The 2dF Galaxy Redshift Survey: correlation functions, peculiar velocities and the matter density of the Universe

Abstract

We present a detailed analysis of the two-point correlation function, from the 2dF Galaxy Redshift Survey (2dFGRS). The large size of the catalogue, which contains ~220000 redshifts, allows us to make high precision measurements of various properties of the galaxy clustering pattern. We estimate the redshift-space correlation function, xi(s), from which we measure the redshift-space clustering length, s0 = 6.82 +/- 0.28 Mpc/h. We also estimate the projected correlation function, and the real-space correlation function, xi(r), which can be fit by a power-law, with r0 = 5.05 +/- 0.26 Mpc/h and slope gamma = 1.67 +/- 0.03. For r > 20 Mpc/h, xi drops below a power-law as, for instance, is expected in the popular LCDM model. The ratio of amplitudes of the real and redshift-space correlation functions on scales of 8 - 30 Mpc/h gives an estimate of the redshift-space distortion parameter beta. The quadrupole moment of xi on scales 30 - 40 Mpc/h provides another estimate of beta. We also estimate the distribution function of pairwise peculiar velocities, f(v), taking the effect of the infall velocities into account. The distribution is well fit by an exponential model.
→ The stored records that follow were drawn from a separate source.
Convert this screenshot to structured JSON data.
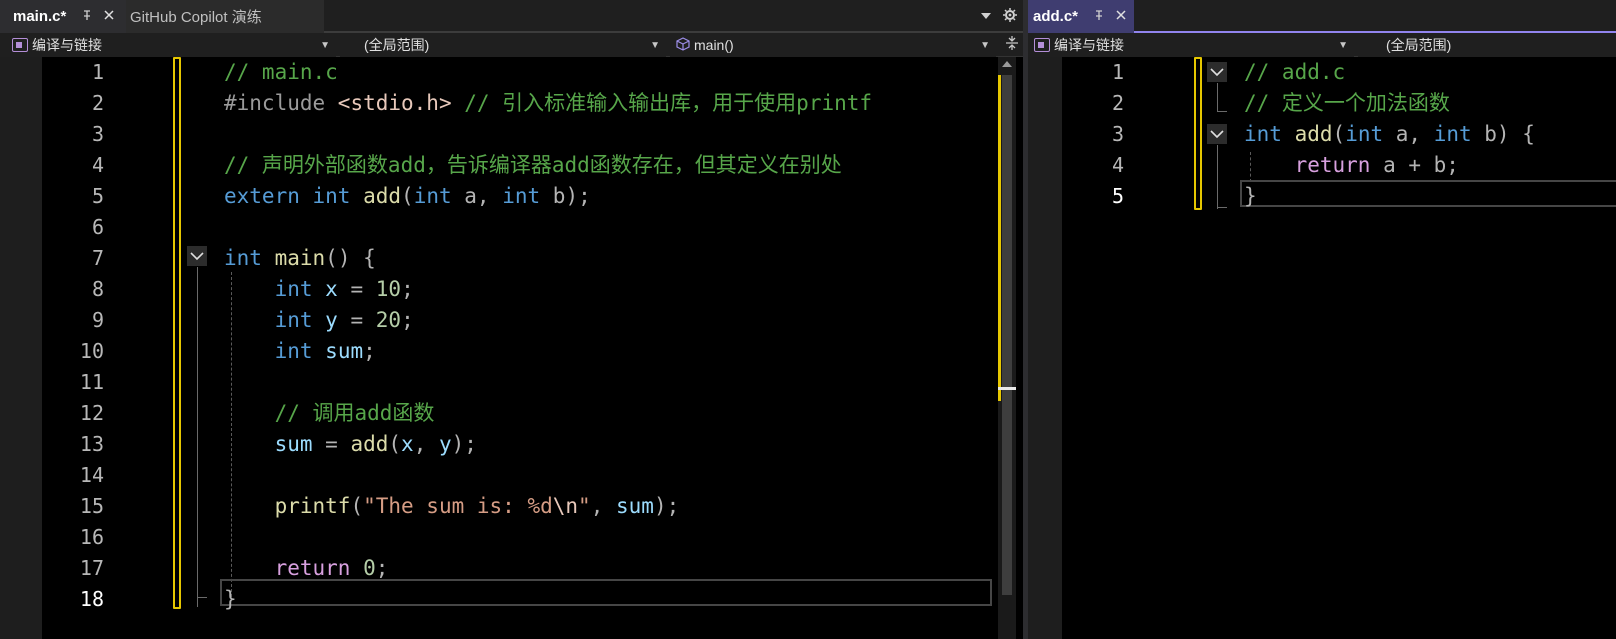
{
  "left": {
    "tabs": [
      {
        "label": "main.c*",
        "active": true
      },
      {
        "label": "GitHub Copilot 演练",
        "active": false
      }
    ],
    "nav": {
      "project": "编译与链接",
      "scope": "(全局范围)",
      "member": "main()"
    },
    "current_line": "18",
    "lines": [
      {
        "n": "1",
        "tokens": [
          [
            "cmt",
            "// main.c"
          ]
        ]
      },
      {
        "n": "2",
        "tokens": [
          [
            "pp",
            "#include "
          ],
          [
            "inc",
            "<stdio.h>"
          ],
          [
            "pun",
            " "
          ],
          [
            "cmt",
            "// 引入标准输入输出库，用于使用printf"
          ]
        ]
      },
      {
        "n": "3",
        "tokens": []
      },
      {
        "n": "4",
        "tokens": [
          [
            "cmt",
            "// 声明外部函数add，告诉编译器add函数存在，但其定义在别处"
          ]
        ]
      },
      {
        "n": "5",
        "tokens": [
          [
            "kw",
            "extern"
          ],
          [
            "pun",
            " "
          ],
          [
            "kw",
            "int"
          ],
          [
            "pun",
            " "
          ],
          [
            "fn",
            "add"
          ],
          [
            "pun",
            "("
          ],
          [
            "kw",
            "int"
          ],
          [
            "pun",
            " a, "
          ],
          [
            "kw",
            "int"
          ],
          [
            "pun",
            " b);"
          ]
        ]
      },
      {
        "n": "6",
        "tokens": []
      },
      {
        "n": "7",
        "tokens": [
          [
            "kw",
            "int"
          ],
          [
            "pun",
            " "
          ],
          [
            "fn",
            "main"
          ],
          [
            "pun",
            "() {"
          ]
        ]
      },
      {
        "n": "8",
        "tokens": [
          [
            "pun",
            "    "
          ],
          [
            "kw",
            "int"
          ],
          [
            "pun",
            " "
          ],
          [
            "var",
            "x"
          ],
          [
            "pun",
            " = "
          ],
          [
            "num",
            "10"
          ],
          [
            "pun",
            ";"
          ]
        ]
      },
      {
        "n": "9",
        "tokens": [
          [
            "pun",
            "    "
          ],
          [
            "kw",
            "int"
          ],
          [
            "pun",
            " "
          ],
          [
            "var",
            "y"
          ],
          [
            "pun",
            " = "
          ],
          [
            "num",
            "20"
          ],
          [
            "pun",
            ";"
          ]
        ]
      },
      {
        "n": "10",
        "tokens": [
          [
            "pun",
            "    "
          ],
          [
            "kw",
            "int"
          ],
          [
            "pun",
            " "
          ],
          [
            "var",
            "sum"
          ],
          [
            "pun",
            ";"
          ]
        ]
      },
      {
        "n": "11",
        "tokens": []
      },
      {
        "n": "12",
        "tokens": [
          [
            "pun",
            "    "
          ],
          [
            "cmt",
            "// 调用add函数"
          ]
        ]
      },
      {
        "n": "13",
        "tokens": [
          [
            "pun",
            "    "
          ],
          [
            "var",
            "sum"
          ],
          [
            "pun",
            " = "
          ],
          [
            "fn",
            "add"
          ],
          [
            "pun",
            "("
          ],
          [
            "var",
            "x"
          ],
          [
            "pun",
            ", "
          ],
          [
            "var",
            "y"
          ],
          [
            "pun",
            ");"
          ]
        ]
      },
      {
        "n": "14",
        "tokens": []
      },
      {
        "n": "15",
        "tokens": [
          [
            "pun",
            "    "
          ],
          [
            "fn",
            "printf"
          ],
          [
            "pun",
            "("
          ],
          [
            "str",
            "\"The sum is: %d"
          ],
          [
            "esc",
            "\\n"
          ],
          [
            "str",
            "\""
          ],
          [
            "pun",
            ", "
          ],
          [
            "var",
            "sum"
          ],
          [
            "pun",
            ");"
          ]
        ]
      },
      {
        "n": "16",
        "tokens": []
      },
      {
        "n": "17",
        "tokens": [
          [
            "pun",
            "    "
          ],
          [
            "ctl",
            "return"
          ],
          [
            "pun",
            " "
          ],
          [
            "num",
            "0"
          ],
          [
            "pun",
            ";"
          ]
        ]
      },
      {
        "n": "18",
        "tokens": [
          [
            "pun",
            "}"
          ]
        ]
      }
    ]
  },
  "right": {
    "tabs": [
      {
        "label": "add.c*",
        "active": true
      }
    ],
    "nav": {
      "project": "编译与链接",
      "scope": "(全局范围)"
    },
    "current_line": "5",
    "lines": [
      {
        "n": "1",
        "tokens": [
          [
            "cmt",
            "// add.c"
          ]
        ]
      },
      {
        "n": "2",
        "tokens": [
          [
            "cmt",
            "// 定义一个加法函数"
          ]
        ]
      },
      {
        "n": "3",
        "tokens": [
          [
            "kw",
            "int"
          ],
          [
            "pun",
            " "
          ],
          [
            "fn",
            "add"
          ],
          [
            "pun",
            "("
          ],
          [
            "kw",
            "int"
          ],
          [
            "pun",
            " a, "
          ],
          [
            "kw",
            "int"
          ],
          [
            "pun",
            " b) {"
          ]
        ]
      },
      {
        "n": "4",
        "tokens": [
          [
            "pun",
            "    "
          ],
          [
            "ctl",
            "return"
          ],
          [
            "pun",
            " a + b;"
          ]
        ]
      },
      {
        "n": "5",
        "tokens": [
          [
            "pun",
            "}"
          ]
        ]
      }
    ]
  },
  "icons": {
    "pin": "pin-icon",
    "close": "close-icon",
    "dropdown": "chevron-down-icon",
    "settings": "gear-icon",
    "split": "split-editor-icon",
    "project": "project-icon",
    "member": "cube-icon",
    "fold": "fold-chevron-icon"
  },
  "colors": {
    "comment": "#57a64a",
    "keyword": "#569cd6",
    "function": "#dcdcaa",
    "variable": "#9cdcfe",
    "number": "#b5cea8",
    "string": "#d69d85",
    "control": "#d8a0df",
    "change_bar": "#e6c700",
    "active_tab_accent": "#9184ee"
  }
}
The accuracy of our xi measurement is sufficient to constrain a combined model, which simultaneously fits the shape and amplitude of xi(r) and the redshift-space distortion effects parameterized by beta and velocity dispersion, a. We find beta = 0.49 +/- 0.09 and a = 506 +/- 52 km/s. This is the first time that beta and f(v) have been estimated from a self-consistent model of galaxy velocities. Using the constraints on bias from recent estimates, and taking account of redshift evolution, we conclude that the present day matter density of the Universe, Omega_m is approximately 0.3, consistent with other 2dFGRS estimates and independent analyses.